The second came shortly after, when doctors called me in to discuss the results of an MRI. They showed me my brain scan and pointed to two clusters of white dots called white matter hyperintensities, lesions that only show up in the elderly, those who have degenerative brain diseases and people who’ve had serious head trauma. And on top of the hyperintensities, I had no cartilage left in my knees. The doctors urged me to retire, but I didn’t listen. Fighters take damage; I could keep going.
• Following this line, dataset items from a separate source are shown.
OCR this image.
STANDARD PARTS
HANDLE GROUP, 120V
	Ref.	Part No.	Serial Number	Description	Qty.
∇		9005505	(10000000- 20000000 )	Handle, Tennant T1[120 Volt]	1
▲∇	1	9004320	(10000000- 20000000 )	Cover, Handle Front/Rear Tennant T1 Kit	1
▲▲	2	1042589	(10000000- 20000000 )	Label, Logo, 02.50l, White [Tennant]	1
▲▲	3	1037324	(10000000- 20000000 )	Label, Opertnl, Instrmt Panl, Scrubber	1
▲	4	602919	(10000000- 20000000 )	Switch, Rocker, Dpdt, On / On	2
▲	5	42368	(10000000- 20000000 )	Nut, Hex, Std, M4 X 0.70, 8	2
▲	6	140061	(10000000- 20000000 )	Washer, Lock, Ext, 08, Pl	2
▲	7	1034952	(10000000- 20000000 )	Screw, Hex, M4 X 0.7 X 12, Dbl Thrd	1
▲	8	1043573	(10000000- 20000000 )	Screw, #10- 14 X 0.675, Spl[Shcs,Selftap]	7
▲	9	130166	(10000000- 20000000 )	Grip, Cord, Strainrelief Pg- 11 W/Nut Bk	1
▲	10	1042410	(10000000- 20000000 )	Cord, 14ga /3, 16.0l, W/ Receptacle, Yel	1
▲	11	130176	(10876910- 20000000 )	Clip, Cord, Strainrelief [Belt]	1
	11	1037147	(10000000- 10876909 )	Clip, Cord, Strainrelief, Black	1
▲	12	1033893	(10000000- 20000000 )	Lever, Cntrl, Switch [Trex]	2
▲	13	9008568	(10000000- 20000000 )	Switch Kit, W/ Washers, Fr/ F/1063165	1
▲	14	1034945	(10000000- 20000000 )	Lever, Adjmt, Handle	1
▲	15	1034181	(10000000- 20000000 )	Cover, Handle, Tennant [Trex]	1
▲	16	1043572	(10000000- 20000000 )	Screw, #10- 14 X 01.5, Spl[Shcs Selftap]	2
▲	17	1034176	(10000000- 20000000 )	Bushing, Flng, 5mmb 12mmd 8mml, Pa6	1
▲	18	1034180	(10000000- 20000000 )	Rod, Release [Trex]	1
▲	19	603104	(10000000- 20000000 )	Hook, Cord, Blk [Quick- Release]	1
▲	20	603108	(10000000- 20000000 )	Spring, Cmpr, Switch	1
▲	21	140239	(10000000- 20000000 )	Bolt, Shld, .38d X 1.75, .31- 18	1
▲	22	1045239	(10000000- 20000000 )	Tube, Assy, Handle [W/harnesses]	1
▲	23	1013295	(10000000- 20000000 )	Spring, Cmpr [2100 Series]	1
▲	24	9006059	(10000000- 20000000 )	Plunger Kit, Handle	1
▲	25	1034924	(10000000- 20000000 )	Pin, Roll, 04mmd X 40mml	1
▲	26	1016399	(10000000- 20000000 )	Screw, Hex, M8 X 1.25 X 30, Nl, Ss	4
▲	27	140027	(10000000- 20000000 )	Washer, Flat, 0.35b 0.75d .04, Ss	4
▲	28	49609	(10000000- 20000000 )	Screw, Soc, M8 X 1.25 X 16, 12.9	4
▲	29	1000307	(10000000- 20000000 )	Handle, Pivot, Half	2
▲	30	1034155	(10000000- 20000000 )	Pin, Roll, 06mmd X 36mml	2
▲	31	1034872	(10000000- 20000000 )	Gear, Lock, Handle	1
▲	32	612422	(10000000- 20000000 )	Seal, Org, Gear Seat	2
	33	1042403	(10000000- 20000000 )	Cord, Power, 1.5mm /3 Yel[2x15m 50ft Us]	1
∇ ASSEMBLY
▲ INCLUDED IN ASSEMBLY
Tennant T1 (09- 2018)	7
It wasn’t until months later, when I took a hard kick to the head during training, that I finally asked, “How is this worth it?” Even with the promise of all the money and fame, I’m in the spotlight for five seconds. Sure, the fans cheer me on, but if I get injured, they’re on to the next fighter. Meanwhile, my whole life could be ruined. I was only 22, and I wanted to be a good daughter, sister, maybe a wife and mother one day. I wanted to do something meaningful with my life.
I stopped competitive fighting that day. But my whole identity was wrapped up in being a fighter. I had no idea who I was without MMA. I started thinking about all the good things the sport had given me: self-esteem, assertiveness, a sense of safety when I walked down the street at night. What if I could share those positive aspects with other girls and women? There aren’t many places in the city to learn MMA for self-defence unless you want to train with guys, so I got to work on a plan for Girls Who Fight, a series of workshops I could teach at gyms in the GTA. I’d never taught before, but I figured nothing could be as scary as stepping into the cage. I picked up a few business books, learned the basics and launched a pilot camp for five girls last summer.
Since then, I’ve taught more than 2,000 students, some as young as six. They come for fun or to feel more empowered. One girl I worked with was being bullied at school. She was so depressed and angry, she’d end up punching walls. I started training her one-on-one, not just on moves but on strong body language, eye contact and speaking up. Slowly, she started to trust me and eventually told me about her struggles with her weight. These days, she shows up to class excited and goes home and practises on her punching bag instead of her bedroom walls. Her parents tell me my classes are the only thing that got through to her. It’s an incredible feeling to know I helped turn her anger into something positive. It feels a little like being a superhero after all.
Gemma Sheehan is the founder of Girls Who Fight.